Muy nutritivas y energéticas, las almendras son ricas en pro-vitamina A
(retinol, eficaz antioxidante) y vitaminas de la familia B (ácido fólico, B3,
B2, B1, B6) y E –los helenos consideraban que
las variedades amargas, que ahora se usan para realizar el amaretto, eliminaban la impotencia– y aportan a nuestro organismo
hierro, fósforo, magnesio, potasio, cinc y calcio, por lo que su consumo está
especialmente indicado para estudiantes y deportistas así como para quienes
deben equilibrar sus niveles de colesterol o sufren ciertas cardiopatías.
Con fama de aumentar
la cantidad de leche materna y el tamaño de los pechos femeninos, la emulsión
de almendras peladas y cocidas diluida con agua de azahar, calma la tos,
despeja las vías urinarias y los intestinos y el aceite de estos frutos
prensados –o sencillamente, pulverizados– al 50 % con el de oliva virgen extra es
un excelente ungüento suavizante, nutritivo, hidratante y cicatrizante de
quemaduras superficiales para la piel, remedio que enriquecido con miel, vino
tinto hervido con flores y canela, ya se empleaba en las cortes faraónicas.

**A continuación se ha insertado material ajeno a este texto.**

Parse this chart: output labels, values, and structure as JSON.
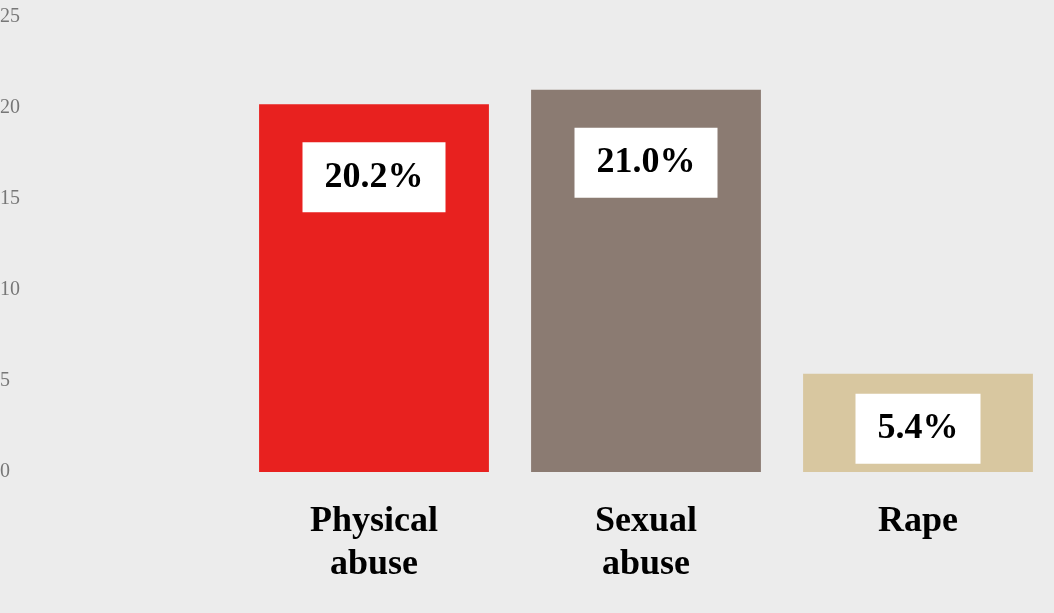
{
  "chart_data": {
    "type": "bar",
    "categories": [
      "Physical abuse",
      "Sexual abuse",
      "Rape"
    ],
    "values": [
      20.2,
      21.0,
      5.4
    ],
    "colors": [
      "#e8211f",
      "#8b7b72",
      "#d8c7a0"
    ],
    "value_labels": [
      "20.2%",
      "21.0%",
      "5.4%"
    ],
    "ylim": [
      0,
      25
    ],
    "yticks": [
      0,
      5,
      10,
      15,
      20,
      25
    ],
    "grid": false,
    "legend": false
  }
}
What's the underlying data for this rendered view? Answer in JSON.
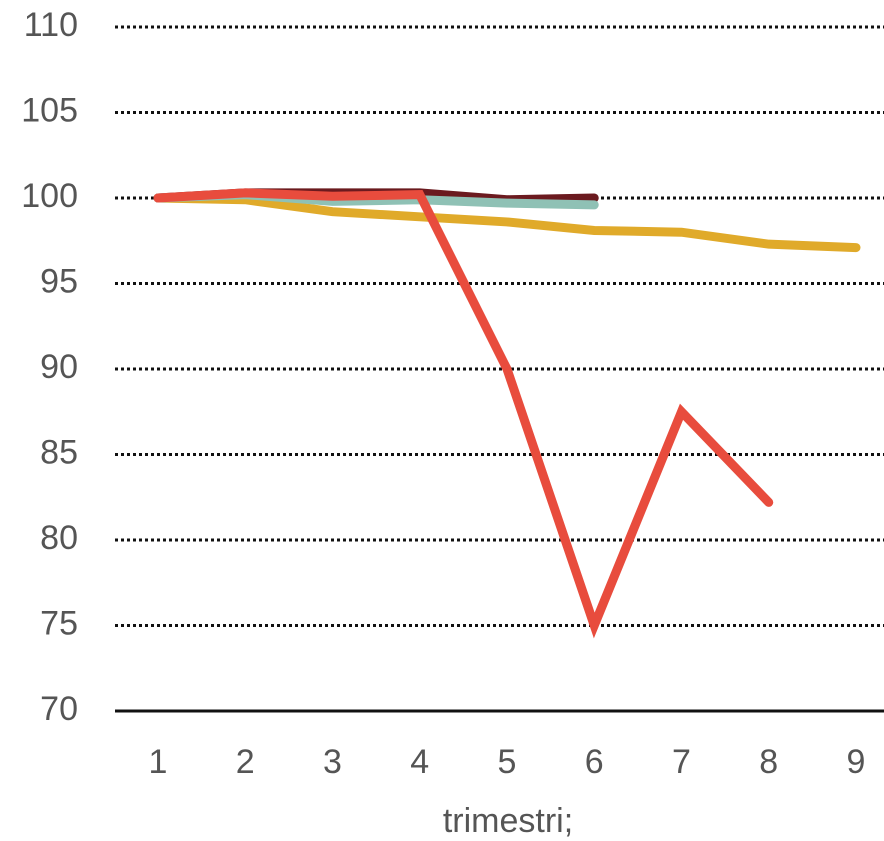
{
  "chart_data": {
    "type": "line",
    "x_label": "trimestri;",
    "categories": [
      "1",
      "2",
      "3",
      "4",
      "5",
      "6",
      "7",
      "8",
      "9"
    ],
    "series": [
      {
        "color": "#e0aa2a",
        "values": [
          100,
          99.9,
          99.2,
          98.9,
          98.6,
          98.1,
          98.0,
          97.3,
          97.1
        ]
      },
      {
        "color": "#6b1a1f",
        "values": [
          100,
          100.3,
          100.3,
          100.3,
          99.9,
          100.0,
          null,
          null,
          null
        ]
      },
      {
        "color": "#8fc1b5",
        "values": [
          100,
          100.2,
          99.8,
          99.9,
          99.7,
          99.6,
          null,
          null,
          null
        ]
      },
      {
        "color": "#e84c3d",
        "values": [
          100,
          100.3,
          100.1,
          100.2,
          90.0,
          75.0,
          87.5,
          82.2,
          null
        ]
      }
    ],
    "ylim": [
      70,
      110
    ],
    "yticks": [
      70,
      75,
      80,
      85,
      90,
      95,
      100,
      105,
      110
    ],
    "grid": true
  }
}
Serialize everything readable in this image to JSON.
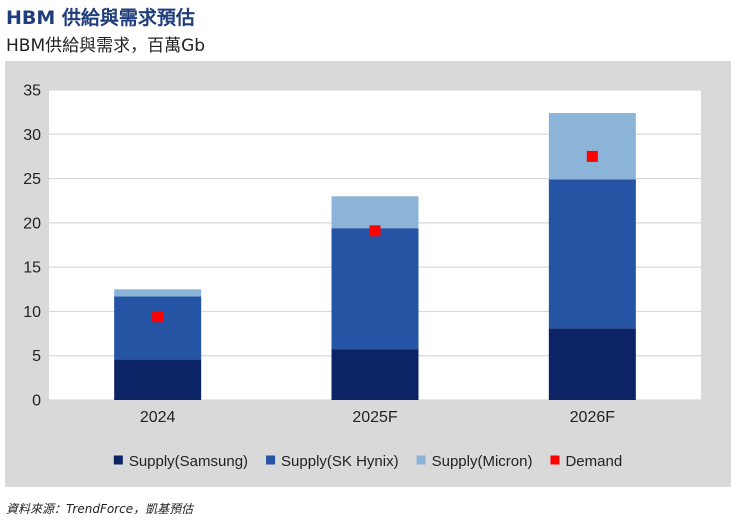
{
  "header": {
    "title": "HBM 供給與需求預估",
    "subtitle": "HBM供給與需求，百萬Gb"
  },
  "footer": {
    "source": "資料來源：TrendForce，凱基預估"
  },
  "colors": {
    "samsung": "#0c2466",
    "sk_hynix": "#2554a4",
    "micron": "#8cb4d8",
    "demand": "#ff0000",
    "grid": "#d9d9d9",
    "panel": "#d9d9d9"
  },
  "chart_data": {
    "type": "bar",
    "stacked": true,
    "title": "HBM供給與需求，百萬Gb",
    "xlabel": "",
    "ylabel": "",
    "categories": [
      "2024",
      "2025F",
      "2026F"
    ],
    "ylim": [
      0,
      35
    ],
    "yticks": [
      0,
      5,
      10,
      15,
      20,
      25,
      30,
      35
    ],
    "grid": true,
    "legend_position": "bottom",
    "series": [
      {
        "name": "Supply(Samsung)",
        "key": "samsung",
        "values": [
          4.6,
          5.7,
          8.1
        ]
      },
      {
        "name": "Supply(SK Hynix)",
        "key": "sk_hynix",
        "values": [
          7.1,
          13.7,
          16.8
        ]
      },
      {
        "name": "Supply(Micron)",
        "key": "micron",
        "values": [
          0.8,
          3.6,
          7.5
        ]
      }
    ],
    "markers": [
      {
        "name": "Demand",
        "key": "demand",
        "values": [
          9.4,
          19.1,
          27.5
        ]
      }
    ]
  }
}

Otros datos no menos curiosos en torno a las almendras: si ya en las
cortes pre-renacentistas, reyes y nobles de las cortes europeas portaban un
saquito en sus bolsillos con algunas almendras para concertar la suerte, y los
perfumistas florentinos en el siglo XV ya elaboraban “panecillos” (jabones)
para el aseo femenino con su aceite aromatizado con flores; a partir de que en
el siglo XVI se confitaran almendras peladas en almíbar con clara de huevo –las
populares “peladillas”– se difundió la costumbre de entregar a los adultos recién bautizados –como símbolo
de acceso a una nueva vida espiritual– estas golosinas que hasta hace poco
distribuían los padrinos entre la chiquillería al salir de la iglesia y ahora
parecen relegadas a las mesas en torno al nacimiento del nuevo año.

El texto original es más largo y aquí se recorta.